Le problème, c'est que l'invisibilité se retourne contre toi. Une direction qui ne voit jamais l'effort finit par croire qu'il n'existe pas. On coupe, on repousse les investissements, on laisse la dette technique s'accumuler — parce que rien ne semble en souffrir. Jusqu'au jour où quelque chose lâche, et où le coût réel de tout ce travail invisible devient soudain très visible.
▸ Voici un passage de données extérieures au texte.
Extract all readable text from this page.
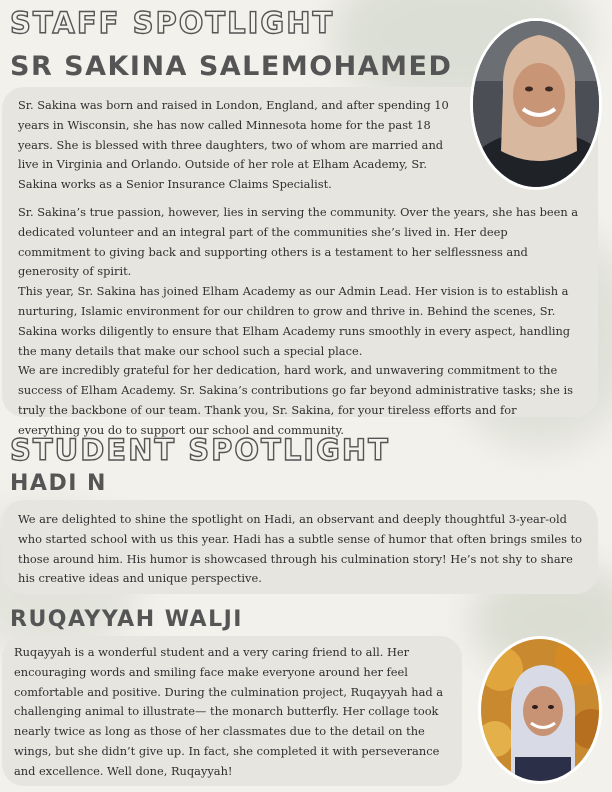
STAFF SPOTLIGHT
SR SAKINA SALEMOHAMED

Sr. Sakina was born and raised in London, England, and after spending 10 years in Wisconsin, she has now called Minnesota home for the past 18 years. She is blessed with three daughters, two of whom are married and live in Virginia and Orlando. Outside of her role at Elham Academy, Sr. Sakina works as a Senior Insurance Claims Specialist.

Sr. Sakina’s true passion, however, lies in serving the community. Over the years, she has been a dedicated volunteer and an integral part of the communities she’s lived in. Her deep commitment to giving back and supporting others is a testament to her selflessness and generosity of spirit.

This year, Sr. Sakina has joined Elham Academy as our Admin Lead. Her vision is to establish a nurturing, Islamic environment for our children to grow and thrive in. Behind the scenes, Sr. Sakina works diligently to ensure that Elham Academy runs smoothly in every aspect, handling the many details that make our school such a special place.

We are incredibly grateful for her dedication, hard work, and unwavering commitment to the success of Elham Academy. Sr. Sakina’s contributions go far beyond administrative tasks; she is truly the backbone of our team. Thank you, Sr. Sakina, for your tireless efforts and for everything you do to support our school and community.

STUDENT SPOTLIGHT
HADI N

We are delighted to shine the spotlight on Hadi, an observant and deeply thoughtful 3-year-old who started school with us this year. Hadi has a subtle sense of humor that often brings smiles to those around him. His humor is showcased through his culmination story! He’s not shy to share his creative ideas and unique perspective.

RUQAYYAH WALJI

Ruqayyah is a wonderful student and a very caring friend to all. Her encouraging words and smiling face make everyone around her feel comfortable and positive. During the culmination project, Ruqayyah had a challenging animal to illustrate— the monarch butterfly. Her collage took nearly twice as long as those of her classmates due to the detail on the wings, but she didn’t give up. In fact, she completed it with perseverance and excellence. Well done, Ruqayyah!
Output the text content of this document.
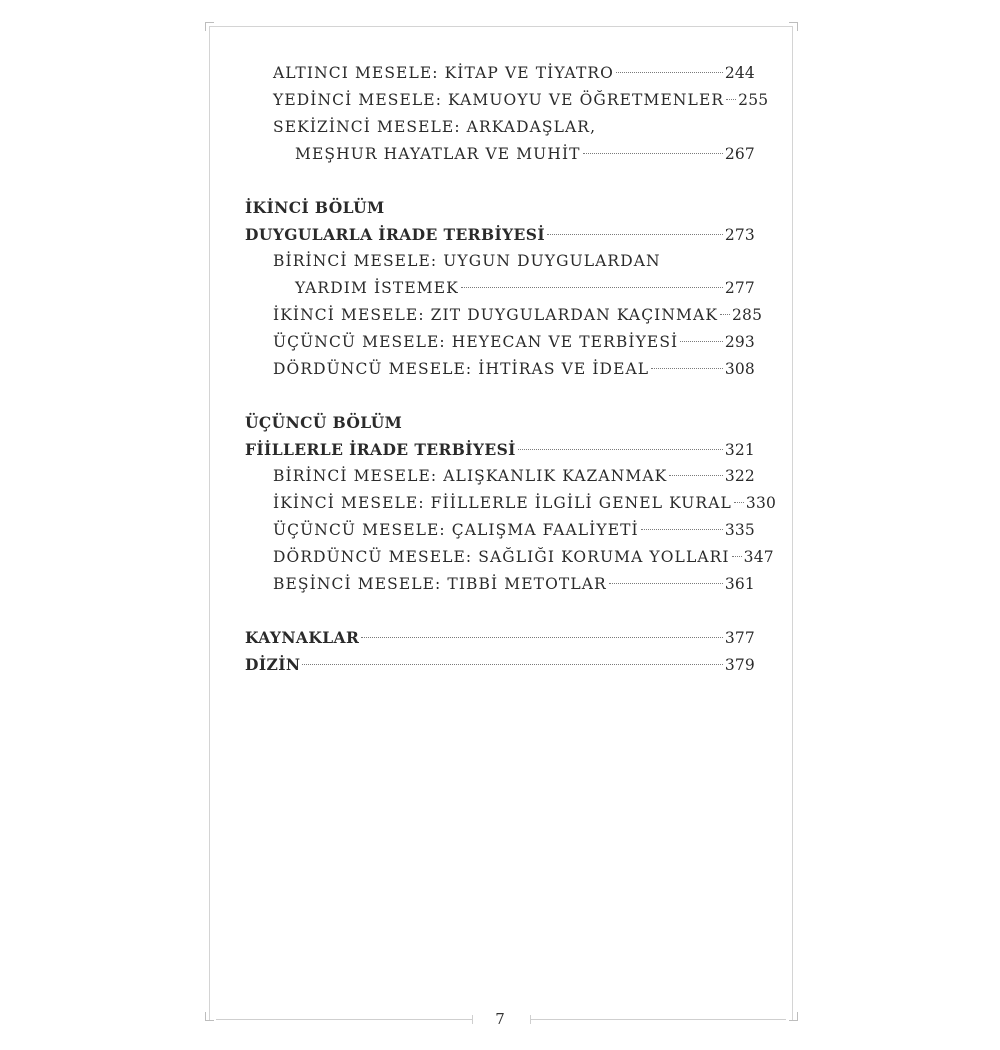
ALTINCI MESELE: KİTAP VE TİYATRO	244
YEDİNCİ MESELE: KAMUOYU VE ÖĞRETMENLER 255
SEKİZİNCİ MESELE: ARKADAŞLAR,
MEŞHUR HAYATLAR VE MUHİT	267
İKİNCİ BÖLÜM
DUYGULARLA İRADE TERBİYESİ	273
BİRİNCİ MESELE: UYGUN DUYGULARDAN
YARDIM İSTEMEK	277
İKİNCİ MESELE: ZIT DUYGULARDAN KAÇINMAK 285
ÜÇÜNCÜ MESELE: HEYECAN VE TERBİYESİ	293
DÖRDÜNCÜ MESELE: İHTİRAS VE İDEAL	308
ÜÇÜNCÜ BÖLÜM
FİİLLERLE İRADE TERBİYESİ	321
BİRİNCİ MESELE: ALIŞKANLIK KAZANMAK	322
İKİNCİ MESELE: FİİLLERLE İLGİLİ GENEL KURAL 330
ÜÇÜNCÜ MESELE: ÇALIŞMA FAALİYETİ	335
DÖRDÜNCÜ MESELE: SAĞLIĞI KORUMA YOLLARI 347
BEŞİNCİ MESELE: TIBBİ METOTLAR	361
KAYNAKLAR	377
DİZİN	379
7
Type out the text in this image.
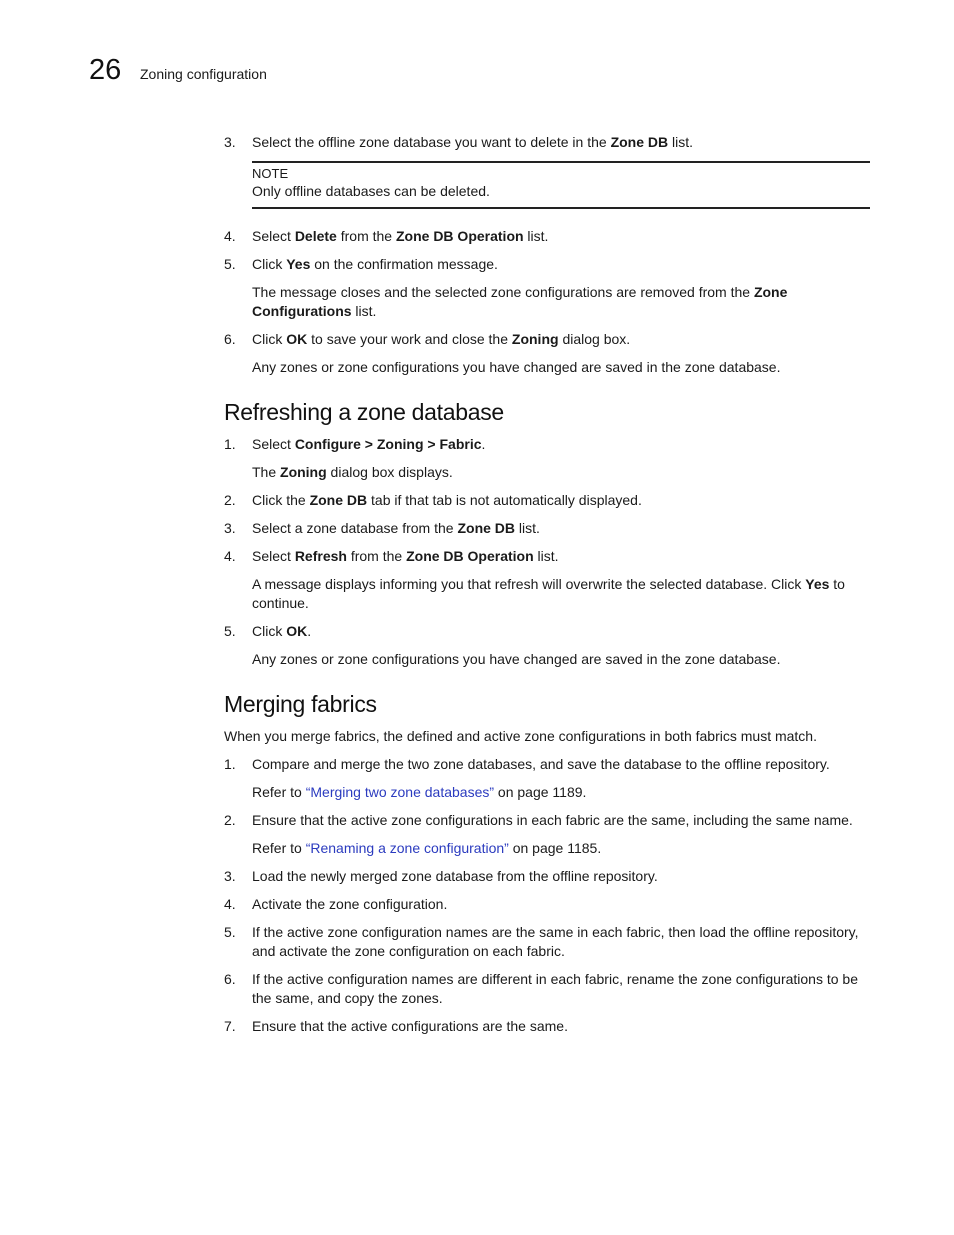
26 Zoning configuration
3. Select the offline zone database you want to delete in the Zone DB list.
NOTE
Only offline databases can be deleted.
4. Select Delete from the Zone DB Operation list.
5. Click Yes on the confirmation message.
The message closes and the selected zone configurations are removed from the Zone Configurations list.
6. Click OK to save your work and close the Zoning dialog box.
Any zones or zone configurations you have changed are saved in the zone database.
Refreshing a zone database
1. Select Configure > Zoning > Fabric.
The Zoning dialog box displays.
2. Click the Zone DB tab if that tab is not automatically displayed.
3. Select a zone database from the Zone DB list.
4. Select Refresh from the Zone DB Operation list.
A message displays informing you that refresh will overwrite the selected database. Click Yes to continue.
5. Click OK.
Any zones or zone configurations you have changed are saved in the zone database.
Merging fabrics
When you merge fabrics, the defined and active zone configurations in both fabrics must match.
1. Compare and merge the two zone databases, and save the database to the offline repository.
Refer to “Merging two zone databases” on page 1189.
2. Ensure that the active zone configurations in each fabric are the same, including the same name.
Refer to “Renaming a zone configuration” on page 1185.
3. Load the newly merged zone database from the offline repository.
4. Activate the zone configuration.
5. If the active zone configuration names are the same in each fabric, then load the offline repository, and activate the zone configuration on each fabric.
6. If the active configuration names are different in each fabric, rename the zone configurations to be the same, and copy the zones.
7. Ensure that the active configurations are the same.
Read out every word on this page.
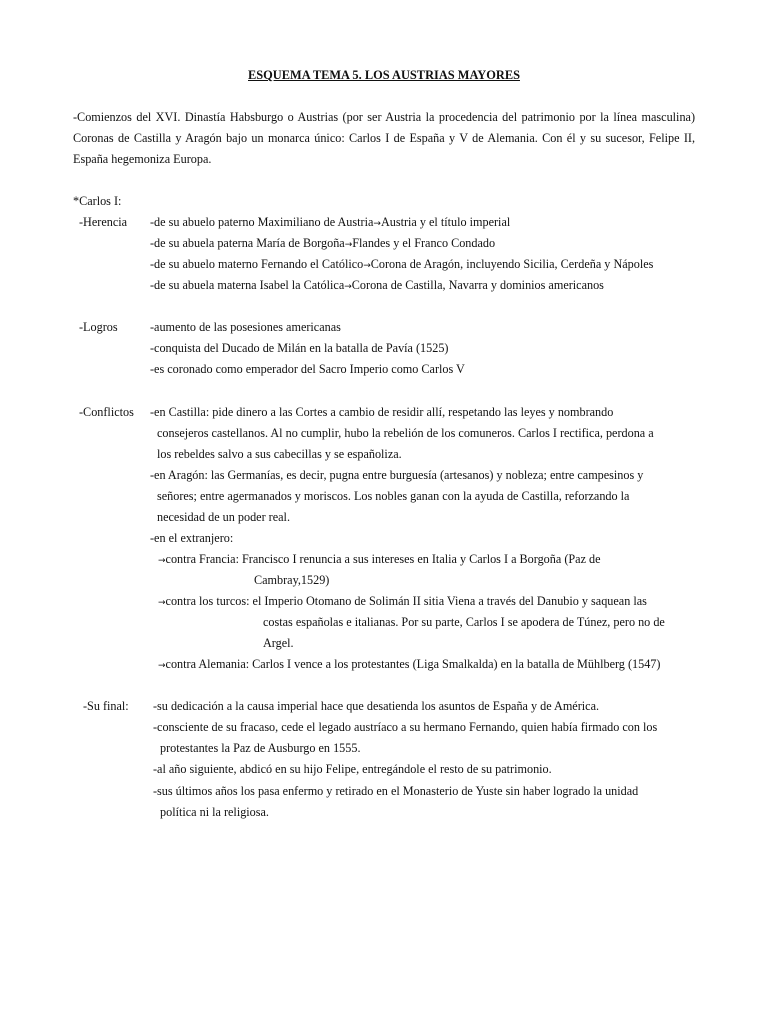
ESQUEMA TEMA 5. LOS AUSTRIAS MAYORES

-Comienzos del XVI. Dinastía Habsburgo o Austrias (por ser Austria la procedencia del patrimonio por la línea masculina) Coronas de Castilla y Aragón bajo un monarca único: Carlos I de España y V de Alemania. Con él y su sucesor, Felipe II, España hegemoniza Europa.

*Carlos I:
-Herencia -de su abuelo paterno Maximiliano de Austria→Austria y el título imperial
-de su abuela paterna María de Borgoña→Flandes y el Franco Condado
-de su abuelo materno Fernando el Católico→Corona de Aragón, incluyendo Sicilia, Cerdeña y Nápoles
-de su abuela materna Isabel la Católica→Corona de Castilla, Navarra y dominios americanos
-Logros	-aumento de las posesiones americanas
-conquista del Ducado de Milán en la batalla de Pavía (1525)
-es coronado como emperador del Sacro Imperio como Carlos V
-Conflictos -en Castilla: pide dinero a las Cortes a cambio de residir allí, respetando las leyes y nombrando
consejeros castellanos. Al no cumplir, hubo la rebelión de los comuneros. Carlos I rectifica, perdona a
los rebeldes salvo a sus cabecillas y se españoliza.
-en Aragón: las Germanías, es decir, pugna entre burguesía (artesanos) y nobleza; entre campesinos y
señores; entre agermanados y moriscos. Los nobles ganan con la ayuda de Castilla, reforzando la
necesidad de un poder real.
-en el extranjero:
→contra Francia: Francisco I renuncia a sus intereses en Italia y Carlos I a Borgoña (Paz de
Cambray,1529)
→contra los turcos: el Imperio Otomano de Solimán II sitia Viena a través del Danubio y saquean las
costas españolas e italianas. Por su parte, Carlos I se apodera de Túnez, pero no de
Argel.
→contra Alemania: Carlos I vence a los protestantes (Liga Smalkalda) en la batalla de Mühlberg (1547)
-Su final: -su dedicación a la causa imperial hace que desatienda los asuntos de España y de América.
-consciente de su fracaso, cede el legado austríaco a su hermano Fernando, quien había firmado con los
protestantes la Paz de Ausburgo en 1555.
-al año siguiente, abdicó en su hijo Felipe, entregándole el resto de su patrimonio.
-sus últimos años los pasa enfermo y retirado en el Monasterio de Yuste sin haber logrado la unidad
política ni la religiosa.
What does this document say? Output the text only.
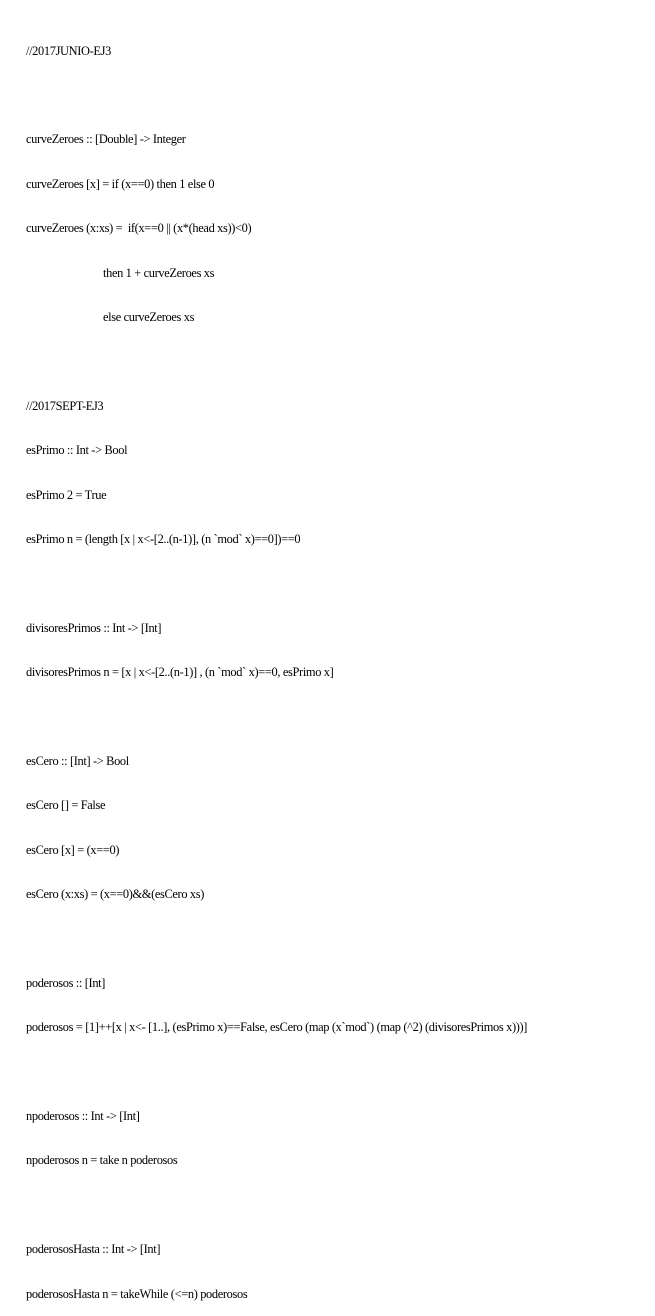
//2017JUNIO-EJ3

curveZeroes :: [Double] -> Integer

curveZeroes [x] = if (x==0) then 1 else 0

curveZeroes (x:xs) =  if(x==0 || (x*(head xs))<0)

then 1 + curveZeroes xs

else curveZeroes xs

//2017SEPT-EJ3

esPrimo :: Int -> Bool

esPrimo 2 = True

esPrimo n = (length [x | x<-[2..(n-1)], (n `mod` x)==0])==0

divisoresPrimos :: Int -> [Int]

divisoresPrimos n = [x | x<-[2..(n-1)] , (n `mod` x)==0, esPrimo x]

esCero :: [Int] -> Bool

esCero [] = False

esCero [x] = (x==0)

esCero (x:xs) = (x==0)&&(esCero xs)

poderosos :: [Int]

poderosos = [1]++[x | x<- [1..], (esPrimo x)==False, esCero (map (x`mod`) (map (^2) (divisoresPrimos x)))]

npoderosos :: Int -> [Int]

npoderosos n = take n poderosos

poderososHasta :: Int -> [Int]

poderososHasta n = takeWhile (<=n) poderosos
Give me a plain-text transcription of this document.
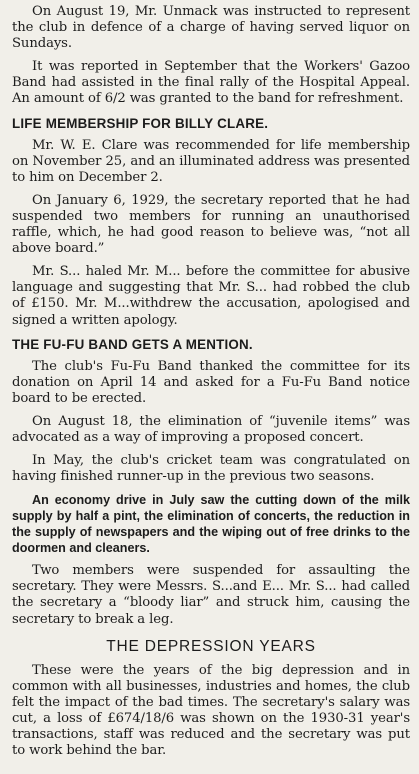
On August 19, Mr. Unmack was instructed to represent the club in defence of a charge of having served liquor on Sundays.

It was reported in September that the Workers' Gazoo Band had assisted in the final rally of the Hospital Appeal. An amount of 6/2 was granted to the band for refreshment.

LIFE MEMBERSHIP FOR BILLY CLARE.

Mr. W. E. Clare was recommended for life membership on November 25, and an illuminated address was presented to him on December 2.

On January 6, 1929, the secretary reported that he had suspended two members for running an unauthorised raffle, which, he had good reason to believe was, “not all above board.”

Mr. S... haled Mr. M... before the committee for abusive language and suggesting that Mr. S... had robbed the club of £150. Mr. M...withdrew the accusation, apologised and signed a written apology.

THE FU-FU BAND GETS A MENTION.

The club's Fu-Fu Band thanked the committee for its donation on April 14 and asked for a Fu-Fu Band notice board to be erected.

On August 18, the elimination of “juvenile items” was advocated as a way of improving a proposed concert.

In May, the club's cricket team was congratulated on having finished runner-up in the previous two seasons.

An economy drive in July saw the cutting down of the milk supply by half a pint, the elimination of concerts, the reduction in the supply of newspapers and the wiping out of free drinks to the doormen and cleaners.

Two members were suspended for assaulting the secretary. They were Messrs. S...and E... Mr. S... had called the secretary a “bloody liar” and struck him, causing the secretary to break a leg.

THE DEPRESSION YEARS

These were the years of the big depression and in common with all businesses, industries and homes, the club felt the impact of the bad times. The secretary's salary was cut, a loss of £674/18/6 was shown on the 1930-31 year's transactions, staff was reduced and the secretary was put to work behind the bar.
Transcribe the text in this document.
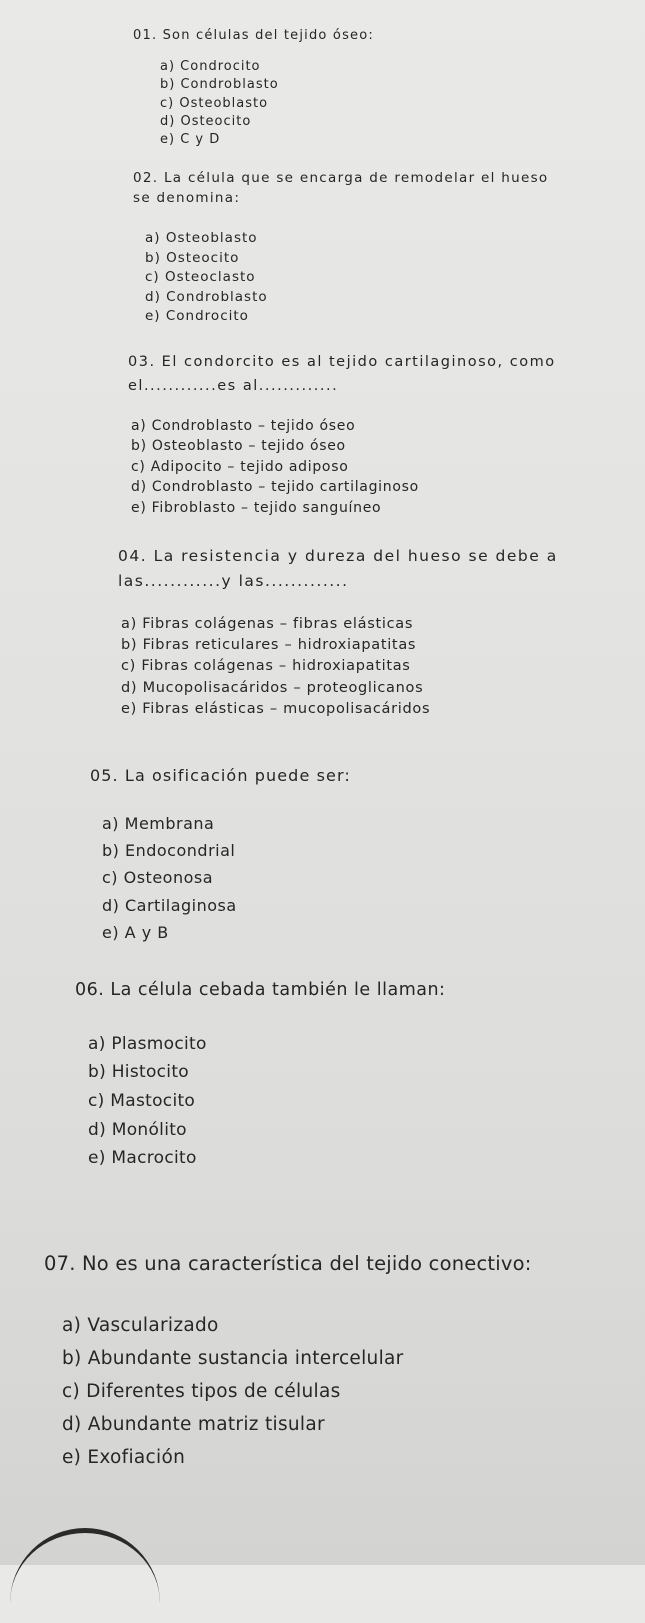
01. Son células del tejido óseo:

a) Condrocito
b) Condroblasto
c) Osteoblasto
d) Osteocito
e) C y D

02. La célula que se encarga de remodelar el hueso
se denomina:

a) Osteoblasto
b) Osteocito
c) Osteoclasto
d) Condroblasto
e) Condrocito

03. El condorcito es al tejido cartilaginoso, como
el............es al.............

a) Condroblasto – tejido óseo
b) Osteoblasto – tejido óseo
c) Adipocito – tejido adiposo
d) Condroblasto – tejido cartilaginoso
e) Fibroblasto – tejido sanguíneo

04. La resistencia y dureza del hueso se debe a
las............y las.............

a) Fibras colágenas – fibras elásticas
b) Fibras reticulares – hidroxiapatitas
c) Fibras colágenas – hidroxiapatitas
d) Mucopolisacáridos – proteoglicanos
e) Fibras elásticas – mucopolisacáridos

05. La osificación puede ser:

a) Membrana
b) Endocondrial
c) Osteonosa
d) Cartilaginosa
e) A y B

06. La célula cebada también le llaman:

a) Plasmocito
b) Histocito
c) Mastocito
d) Monólito
e) Macrocito

07. No es una característica del tejido conectivo:

a) Vascularizado
b) Abundante sustancia intercelular
c) Diferentes tipos de células
d) Abundante matriz tisular
e) Exofiación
C'est pourquoi une partie du métier, qu'on l'aime ou non, consiste à rendre le travail visible avant la panne. Non pas se vanter — traduire. Montrer de quoi dépend l'entreprise. Nommer les risques qu'on porte en silence. Expliquer, en langage clair, ce que « rien n'a cassé ce trimestre » a réellement coûté en vigilance et en soin.
Tu n'es pas le coût qui garde les lumières allumées. Tu es la raison pour laquelle elles restent allumées. Mais si personne ne le voit, personne ne le financera — jusqu'à l'obscurité. Rends l'invisible visible, pendant que tout marche encore.